Visual Studio 2005 can build multiple projects in parallel, and will do so by default on a multi-core machine, but depending on how your projects depend on each other it may be unable to parallel build them.
If your 1200 cpp files are in a single project, you're probably not using all of your CPU. If I'm not mistaken a C6600 is a quad-core CPU.
Dave
I imagine that hard disk reading was not your bottleneck in compilation. Realistically, few things need to be read/written from/to the hard disk. You would likely see more performance increase from more ram or a faster processor.
I'd suggest from the results that either your hdd latency speed wasn't the bottleneck you were looking for, or that your project is already close to building as fast as possible. Other items to consider would be:
hdd access time (although you may not be able to do much with this due to bus speed limitations)
RAM access speed and size
Processor speed
Reducing background processes
~6% increase in speed just from improving your hard drive. Just like Howler said. Grab some faster ram, and PCU.
As many have already pointed out, you probably didn't attack the real bottleneck. Randomly changing parts (or code for that matter) is as one could say "bass ackwards".
You first identify the performance bottleneck and then you changesomething.
Perfmon can help you get a good overview if you're CPU or I/O bound, you want to look at CPU utilization, disk queue length and IO bytes to get a first glimpse on what's going on.

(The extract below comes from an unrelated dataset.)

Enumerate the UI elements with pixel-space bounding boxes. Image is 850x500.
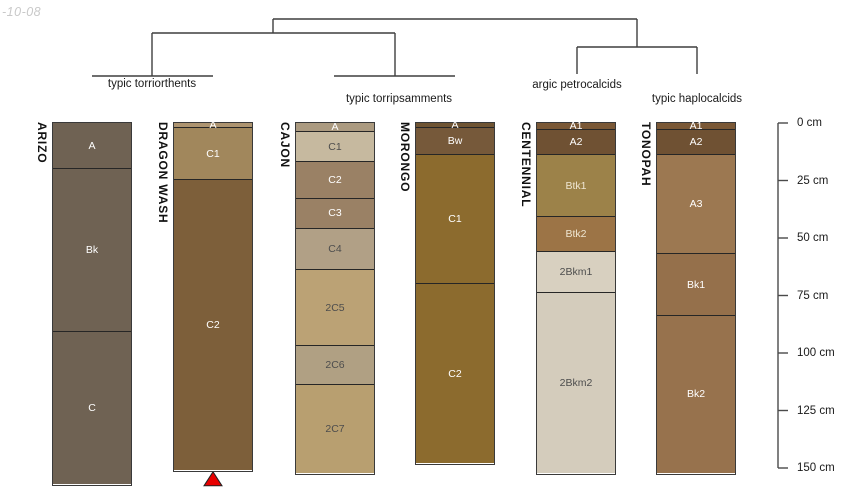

That is actually a pretty big bump in speed for just replacing a hard disk. You are probably memory or CPU bound at this point. 1.5GB is light these days, and RAM is very cheap. You might see some pretty big improvements with more memory.

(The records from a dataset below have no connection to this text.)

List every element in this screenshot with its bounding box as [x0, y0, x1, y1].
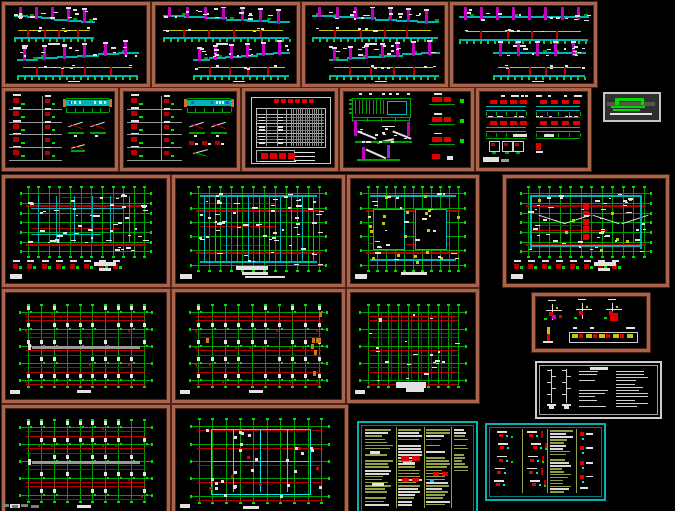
- column-glyph: [82, 379, 84, 381]
- grid-tick: [211, 502, 214, 504]
- scale-bar: [375, 81, 387, 83]
- text-speck: [123, 47, 128, 49]
- red-beam: [196, 320, 321, 321]
- beam-frame: [530, 245, 641, 247]
- anno-speck: [217, 202, 222, 204]
- glyph-line: [497, 431, 507, 433]
- anno-speck: [529, 249, 532, 251]
- text-speck: [75, 50, 79, 52]
- sheet-roof-plan-content: [352, 180, 474, 282]
- note-line: [616, 393, 648, 394]
- grid-h: [21, 427, 152, 428]
- anno-speck: [599, 232, 604, 234]
- speck: [404, 138, 407, 140]
- red-post: [27, 30, 29, 38]
- column-glyph: [214, 328, 216, 330]
- ground-tick: [184, 39, 186, 42]
- grid-tick: [91, 304, 94, 306]
- anno-speck: [436, 363, 440, 365]
- grid-tick: [304, 304, 307, 306]
- rebar-block: [490, 121, 497, 125]
- grid-tick: [430, 270, 433, 272]
- beam-v: [259, 196, 260, 261]
- column-glyph: [53, 489, 56, 493]
- column-glyph: [66, 438, 69, 442]
- text-speck: [30, 16, 35, 18]
- text-speck: [125, 55, 127, 57]
- text-speck: [257, 28, 260, 30]
- yellow-mark: [372, 257, 375, 260]
- grid-tick: [325, 235, 327, 238]
- beam-v: [313, 196, 314, 261]
- grid-tick: [104, 386, 107, 388]
- column-glyph: [43, 426, 45, 428]
- grid-tick: [80, 256, 83, 258]
- detail-glyph: [52, 155, 55, 157]
- grid-tick: [464, 207, 466, 210]
- red-beam: [196, 350, 321, 351]
- text-speck: [41, 52, 45, 54]
- column-glyph: [117, 357, 120, 361]
- grid-tick: [211, 418, 214, 420]
- glyph-line: [527, 468, 537, 470]
- note-line: [365, 463, 387, 465]
- ground-tick: [193, 77, 195, 80]
- column-glyph: [224, 323, 227, 327]
- column-cap: [388, 7, 393, 9]
- beam-frame: [530, 195, 532, 249]
- detail-glyph: [42, 264, 47, 269]
- rebar-block: [444, 137, 451, 142]
- grid-tick: [307, 270, 310, 272]
- anno-speck: [643, 229, 646, 231]
- text-speck: [164, 16, 168, 18]
- detail-glyph: [556, 264, 561, 269]
- column-glyph: [294, 311, 296, 313]
- anno-speck: [413, 354, 418, 356]
- anno-speck: [128, 235, 132, 237]
- text-speck: [371, 65, 374, 67]
- column-bar: [544, 7, 547, 20]
- beam-h: [211, 461, 309, 462]
- beam-v: [92, 196, 93, 243]
- grid-tick: [189, 345, 191, 348]
- detail-glyph: [590, 266, 593, 269]
- glyph-red: [500, 446, 504, 449]
- title-smudge: [245, 276, 285, 278]
- grid-tick: [190, 221, 192, 224]
- note-line: [616, 384, 635, 385]
- red-beam: [196, 372, 321, 373]
- anno-speck: [48, 242, 50, 244]
- red-beam: [26, 448, 147, 449]
- column-glyph: [143, 340, 146, 344]
- column-glyph: [30, 426, 32, 428]
- glyph-red: [580, 432, 584, 436]
- detail-glyph: [618, 266, 621, 269]
- column-glyph: [94, 328, 96, 330]
- text-speck: [505, 30, 508, 32]
- text-speck: [175, 16, 177, 18]
- text-speck: [511, 30, 514, 32]
- note-line: [616, 371, 644, 372]
- grid-tick: [27, 186, 30, 188]
- column-glyph: [197, 306, 200, 310]
- ground-tick: [542, 77, 544, 80]
- grid-tick: [520, 250, 522, 253]
- grid-tick: [19, 362, 21, 365]
- red-post: [77, 30, 79, 38]
- column-glyph: [240, 345, 242, 347]
- red-post: [384, 30, 386, 38]
- note-line: [426, 494, 445, 496]
- red-beam: [26, 453, 147, 454]
- glyph-line: [531, 443, 541, 445]
- red-post: [233, 30, 235, 38]
- red-beam: [26, 384, 147, 385]
- orange-mark: [319, 312, 322, 317]
- text-speck: [251, 54, 253, 56]
- detail-glyph: [542, 264, 547, 269]
- rebar-block: [551, 121, 558, 125]
- anno-block: [211, 478, 214, 481]
- wall-stub: [567, 388, 571, 389]
- note-line: [365, 491, 387, 493]
- note-line: [365, 504, 388, 506]
- beam-speck: [79, 101, 81, 104]
- beam-v: [74, 196, 75, 243]
- yellow-mark: [416, 261, 419, 264]
- detail-glyph: [90, 266, 93, 269]
- grid-tick: [122, 186, 125, 188]
- column-glyph: [133, 477, 135, 479]
- column-bar: [277, 11, 280, 24]
- column-glyph: [94, 494, 96, 496]
- beam-speck: [94, 101, 96, 104]
- anno-speck: [71, 200, 75, 202]
- beam-end: [63, 99, 66, 107]
- grid-tick: [328, 443, 330, 446]
- detail-glyph: [119, 266, 122, 269]
- grid-tick: [66, 386, 69, 388]
- detail-glyph: [164, 121, 170, 123]
- anno-speck: [546, 234, 550, 236]
- note-line: [398, 485, 420, 487]
- detail-glyph: [131, 137, 137, 142]
- detail-glyph: [164, 112, 169, 116]
- grid-tick: [198, 502, 201, 504]
- grid-tick: [151, 426, 153, 429]
- speck: [548, 300, 556, 302]
- anno-speck: [375, 241, 380, 243]
- grid-tick: [328, 425, 330, 428]
- beam-line: [536, 110, 580, 111]
- beam-speck: [100, 101, 102, 104]
- grid-tick: [464, 264, 466, 267]
- col-separator: [522, 429, 523, 493]
- grid-tick: [190, 235, 192, 238]
- note-line: [550, 468, 562, 470]
- glyph-cyan: [536, 472, 538, 474]
- detail-glyph: [131, 133, 139, 135]
- note-line: [365, 466, 388, 468]
- grid-tick: [387, 304, 390, 306]
- ground-tick: [577, 77, 579, 80]
- anno-speck: [578, 241, 583, 243]
- note-line: [616, 400, 634, 401]
- gray-bar: [32, 346, 141, 349]
- column-bar: [362, 147, 365, 159]
- red-beam: [26, 320, 147, 321]
- glyph: [460, 99, 464, 103]
- note-line: [426, 432, 450, 434]
- ground-tick: [108, 77, 110, 80]
- ground-tick: [347, 39, 349, 42]
- red-beam: [26, 244, 147, 246]
- text-speck: [72, 65, 75, 67]
- ground-tick: [21, 39, 23, 42]
- grid-tick: [580, 256, 583, 258]
- note-line: [454, 457, 466, 459]
- detail-glyph: [33, 266, 36, 269]
- beam-line: [193, 59, 210, 61]
- text-speck: [507, 55, 510, 57]
- yellow-mark: [370, 230, 373, 233]
- text-speck: [329, 12, 333, 14]
- speck: [569, 116, 572, 118]
- column-glyph: [107, 311, 109, 313]
- note-line: [426, 429, 450, 431]
- grid-tick: [387, 386, 390, 388]
- sheet-stair-details-content: [345, 93, 469, 166]
- label-smudge: [513, 134, 527, 137]
- column-bar: [262, 44, 265, 57]
- beam-speck: [104, 101, 106, 104]
- grid-tick: [394, 186, 397, 188]
- detail-glyph: [70, 264, 75, 269]
- anno-speck: [533, 228, 538, 230]
- column-glyph: [53, 455, 56, 459]
- text-speck: [244, 67, 247, 69]
- anno-speck: [54, 210, 59, 212]
- anno-speck: [406, 378, 409, 380]
- ground-tick: [329, 77, 331, 80]
- ground-tick: [336, 77, 338, 80]
- grid-tick: [252, 502, 255, 504]
- yellow-mark: [382, 222, 385, 225]
- stair-tread: [362, 100, 363, 114]
- text-speck: [336, 51, 340, 53]
- grid-tick: [385, 186, 388, 188]
- ground-tick: [371, 77, 373, 80]
- anno-block: [311, 449, 314, 452]
- ground-tick: [212, 39, 214, 42]
- column-bar: [241, 9, 244, 22]
- legend-red-box: [288, 153, 295, 159]
- ground-tick: [249, 77, 251, 80]
- anno-speck: [208, 217, 211, 219]
- text-speck: [19, 14, 23, 16]
- anno-block: [251, 469, 254, 472]
- text-speck: [248, 18, 252, 20]
- column-bar: [528, 7, 531, 20]
- red-detail: [583, 234, 589, 240]
- grid-tick: [328, 495, 330, 498]
- strip-block: [606, 334, 610, 337]
- detail-glyph: [13, 98, 19, 103]
- note-line: [398, 482, 416, 484]
- sheet-roof-framing-plan-content: [508, 180, 664, 282]
- column-glyph: [117, 306, 120, 310]
- stirrup-mark: [515, 143, 519, 146]
- table-title-glyph: [274, 99, 279, 103]
- ground-tick: [70, 39, 72, 42]
- column-glyph: [211, 323, 214, 327]
- column-bar: [63, 46, 66, 59]
- anno-speck: [256, 224, 262, 226]
- column-glyph: [237, 374, 240, 378]
- grid-tick: [27, 256, 30, 258]
- red-post: [545, 67, 547, 75]
- grid-h: [361, 312, 465, 313]
- grid-tick: [548, 256, 551, 258]
- anno-speck: [272, 237, 276, 239]
- yellow-mark: [457, 216, 460, 219]
- grid-tick: [40, 386, 43, 388]
- sheet-column-plan-1-content: [7, 294, 165, 398]
- beam-line: [226, 19, 248, 21]
- column-glyph: [40, 472, 43, 476]
- grid-tick: [101, 186, 104, 188]
- beam-line: [257, 53, 274, 55]
- anno-speck: [396, 197, 399, 199]
- grid-h: [21, 312, 152, 313]
- sheet-foundation-plan: [347, 289, 479, 403]
- grid-h: [22, 203, 151, 204]
- table-text: [278, 117, 283, 119]
- red-detail: [209, 487, 212, 490]
- strip-block: [572, 334, 578, 337]
- title-smudge: [243, 506, 259, 509]
- column-glyph: [102, 445, 104, 447]
- grid-tick: [293, 502, 296, 504]
- grid-tick: [464, 235, 466, 238]
- speck: [359, 93, 362, 95]
- ground-tick: [434, 77, 436, 80]
- title-smudge: [77, 505, 91, 508]
- speck: [573, 327, 577, 329]
- column-glyph: [56, 311, 58, 313]
- column-cap: [498, 41, 503, 43]
- grid-tick: [150, 241, 152, 244]
- note-line: [365, 442, 387, 444]
- note-line: [550, 483, 563, 485]
- anno-speck: [368, 216, 372, 218]
- text-speck: [188, 29, 191, 31]
- beam-line: [118, 52, 139, 54]
- ground-tick: [242, 77, 244, 80]
- wall-stub: [547, 382, 551, 383]
- glyph-red: [432, 154, 440, 159]
- red-beam: [196, 316, 321, 317]
- ground-tick: [191, 39, 193, 42]
- beam-line: [273, 52, 290, 54]
- column-glyph: [146, 345, 148, 347]
- column-glyph: [94, 426, 96, 428]
- text-speck: [573, 51, 577, 53]
- detail-glyph: [195, 143, 198, 145]
- ground-tick: [270, 77, 272, 80]
- rebar-block: [444, 97, 451, 102]
- wall-stub: [552, 376, 556, 377]
- ground-tick: [38, 77, 40, 80]
- anno-speck: [200, 239, 205, 241]
- text-speck: [26, 45, 28, 47]
- column-glyph: [104, 306, 107, 310]
- red-beam: [26, 355, 147, 356]
- label-smudge: [544, 134, 554, 137]
- column-glyph: [304, 374, 307, 378]
- column-glyph: [267, 345, 269, 347]
- landing-line: [382, 126, 394, 128]
- grid-tick: [130, 501, 133, 503]
- glyph-line: [494, 480, 504, 482]
- grid-tick: [151, 311, 153, 314]
- column-glyph: [40, 421, 43, 425]
- detail-glyph: [164, 95, 170, 97]
- red-post: [110, 67, 112, 75]
- red-post: [360, 30, 362, 38]
- detail-yellow: [586, 306, 588, 308]
- speck: [514, 116, 517, 118]
- grid-v: [242, 188, 243, 269]
- anno-speck: [582, 209, 584, 211]
- sheet-general-notes-1: [535, 361, 662, 419]
- red-grid-h: [368, 372, 458, 373]
- grid-tick: [559, 186, 562, 188]
- anno-speck: [430, 354, 433, 356]
- glyph-cyan: [582, 438, 584, 440]
- rebar-block: [520, 100, 527, 104]
- grid-tick: [224, 304, 227, 306]
- anno-speck: [206, 236, 209, 238]
- red-detail: [583, 226, 589, 232]
- ground-tick: [413, 77, 415, 80]
- ground-tick: [375, 39, 377, 42]
- ground-tick: [221, 77, 223, 80]
- grid-tick: [237, 304, 240, 306]
- ground-tick: [319, 39, 321, 42]
- grid-tick: [457, 186, 460, 188]
- text-speck: [582, 48, 585, 50]
- glyph-green: [544, 485, 546, 487]
- text-speck: [582, 67, 585, 69]
- text-speck: [354, 18, 357, 20]
- anno-speck: [601, 209, 607, 211]
- wall-stub: [547, 370, 551, 371]
- grid-line: [9, 109, 62, 110]
- yellow-mark: [424, 195, 427, 198]
- sheet-longitudinal-section-1: [2, 2, 150, 87]
- cyan-mark: [430, 479, 434, 482]
- grid-h: [361, 363, 465, 364]
- anno-block: [234, 436, 237, 439]
- corner-mark: [180, 390, 190, 394]
- grid-tick: [20, 192, 22, 195]
- anno-speck: [385, 361, 389, 363]
- grid-tick: [293, 418, 296, 420]
- detail-glyph: [139, 142, 143, 144]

Just as a recommendation, if you have more than one drive installed, you could try setting your build directory to be somewhere on a different disk than your source files.
As for this comment:
If your 1200 cpp files are in a single project, you're probably not using all of your CPU. If I'm not mistaken a C6600 is a quad-core CPU.
Actually, a C6600 isn't anything. There is a E6600 and a Q6600. The E6600 is a dual core and the Q6600 is a quad core. On my dev machine I use a quad core CPU, and although our project has more than 1200 files, it is still EASILY processor limited during compile time (although a faster hard drive would still help speed things up!).
1200 Source files is a lot, but none of them is likely to be more than a couple hundred K, so while they all need to be read into memory, it's not going to take long to do so.
Bumping your system memory to 4G (yes, yes I know about the 3.somethingorother limit that 32-bit OSes have), and maybe looking at your CPU are going to provide a lot more performance improvement than merely using a faster disk drive could.
VC 2005 does not compile more then one file at the time per project so either move to VC 2008 to use both of your CPU cores, or break your solution to multiple libraries sub projects to get multiple compilations going.
I halved my compilation time by putting all my source onto a ram drive.
I tried these guys http://www.superspeed.com/desktop/ramdisk.php, installed a 1GB ramdrive, then copied all my source onto it. If you build directly from RAM, the IO overhead is vastly reduced.
To give you an idea of what I'm compiling, and on what;
WinXP 64-bit
4GB ram
2.? GHz dual-core processors
62 C# projects
approx 250kloc.
My build went from about 135s to 65s.
Downsides are that your source files are living in RAM, so you need to be more vigilant about source control. If your machine lost power, you'd lose all unversioned changes. Mitigated slightly by the fact that some RAMdrives will save themselves to disk when you shut the machine down, but still, you'll lose everything from either your last checkout, or the last time you shut down.
Also, you have to pay for the software. But since you're shelling out for hard drives, maybe this isn't that big a deal.
Upsides are the increased compilation time, and the fact that the exes are already living in memory, so the startup time and debugging time is a bit better. The real benefit is the compilation time, though.